Zum Auftakt der neuen Verhandlungsrunde über die Entschädigung früherer NS-Zwangsarbeiter hat der Beauftragte der Bundesregierung, Otto Graf Lambsdorff, Forderungen der Opferanwälte als "wenig förderlich" kritisiert. Wenn Anwälte mit Summen von 180 Milliarden Mark hantierten, sei das "völlig unseriös", sagte Lambsdorff im Westdeutschen Rundfunk.

Zum Auftakt der neuen Verhandlungsrunde über die Entschädigung früherer NS-Zwangsarbeiter hat der Beauftragte der Bundesregierung, Otto Graf Lambsdorff, Forderungen der Opferanwälte als "wenig förderlich" kritisiert. Wenn Anwälte mit Summen von 180 Milliarden Mark hantierten, sei das "völlig unseriös", sagte Lambsdorff im Westdeutschen Rundfunk. Das schade alles nur einem vernünftigen schnellen Ergebnis.

Der Opferanwalt Michael Witti warf der Wirtschaft vor, sie sei nur "mit enormem Druck" zum Einlenken zu bewegen. "Nur die Gefahr, dass es sehr viel teurer werden kann, kann dazu führen, dass die Industrie mehr bezahlt", sagte er im Berliner InfoRadio. Die Entschädigungsverhandlungen waren am Dienstag in Bonn wieder aufgenommen worden.

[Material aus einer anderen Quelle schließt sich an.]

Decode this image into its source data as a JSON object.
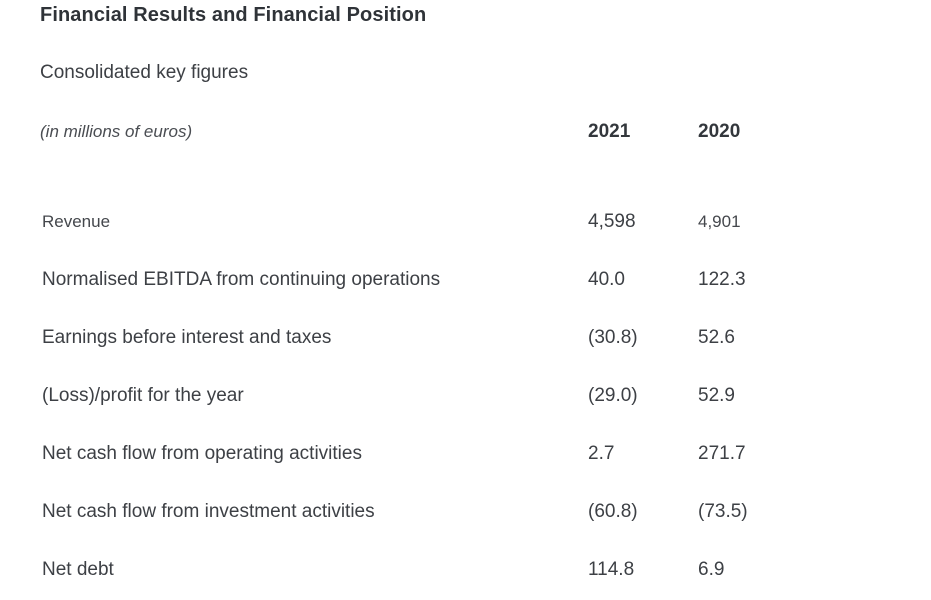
{
  "page": {
    "title": "Financial Results and Financial Position",
    "subtitle": "Consolidated key figures"
  },
  "table": {
    "unit_label": "(in millions of euros)",
    "columns": [
      "2021",
      "2020"
    ],
    "rows": [
      {
        "label": "Revenue",
        "y2021": "4,598",
        "y2020": "4,901"
      },
      {
        "label": "Normalised EBITDA from continuing operations",
        "y2021": "40.0",
        "y2020": "122.3"
      },
      {
        "label": "Earnings before interest and taxes",
        "y2021": "(30.8)",
        "y2020": "52.6"
      },
      {
        "label": "(Loss)/profit for the year",
        "y2021": "(29.0)",
        "y2020": "52.9"
      },
      {
        "label": "Net cash flow from operating activities",
        "y2021": "2.7",
        "y2020": "271.7"
      },
      {
        "label": "Net cash flow from investment activities",
        "y2021": "(60.8)",
        "y2020": "(73.5)"
      },
      {
        "label": "Net debt",
        "y2021": "114.8",
        "y2020": "6.9"
      }
    ]
  },
  "colors": {
    "background": "#ffffff",
    "title_text": "#2f3338",
    "body_text": "#3d4045"
  }
}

Als "Skandal" wertete Bundestagspräsident Wolfgang Thierse die Haltung der deutschen Wirtschaft in der Frage der Entschädigung von Zwangsarbeitern. Thierse, der sich gegenwärtig zu einem Besuch in Israel aufhält, bezeichnete es als "engherzig und borniert", wenn die Unternehmen mit einem großzügigen Herangehen in dieser Frage zögerten. Ihn ärgere besonders, dass die ursprüngliche Idee umgekehrt werde. Jetzt solle der Staat, "also die Steuerzahler" zahlen und nicht die Unternehmen, "die Menschen wie Sklaven behandelt haben".

Der SPD-Politiker versprach bei einer Begegnung mit israelischen Parlamentariern, an der Spitze sein israelischer Amtskollege Abraham Burg, die Bundesregierung und die sie tragenden Parteien würden alles tun, damit bis Ende des Jahres eine Lösung erzielt worden sei.

Bei der neuen Verhandlungsrunde zeichneten sich in der Kernfrage der Höhe der Entschädigungen allerdings noch keine greifbaren Annäherungen ab. Die deutsche Wirtschaft wies die Mahnungen Lambsdorffs, ihr bisheriges Angebot zu erhöhen, als nicht machbar zurück. Die Bundesregierung sei bereit, auf ihre feste Zusage von zwei Milliarden Mark noch eine Milliarde draufzulegen, bestätigte Lambsdorff. Nun sei es an der Wirtschaft, einen ähnlichen Schritt zu tun, um eine Verständigung zu erreichen, forderte er.

Auch der ehemalige SPD-Vorsitzende Hans-Jochen Vogel forderte eine Entschädigungssumme von mindestens zehn Milliarden Mark. Das sei die "untere Grenze einer Leistung, die diesen Menschen nach über 50 Jahren ein Stück Genugtuung widerfahren läßt", sagte Vogel im Hessischen Rundfunk. Der Unternehmenshistoriker Manfred Pohl forderte im ZDF, das "Feilschen um Geld" müsse bald aufhören. Ansonsten könne in Deutschland langfristig ein neuer Antisemitismus entstehen, warnte Pohl. Er kritisierte zudem, die deutschen Unternehmen zeigten untereinander "überhaupt keine Solidarität". Alle Firmen, die in der Kriegszeit tätig gewesen seien, hätten Zwangsarbeiter beschäftigt, aber es stünden "gerade die am Pranger", die offen darüber redeten.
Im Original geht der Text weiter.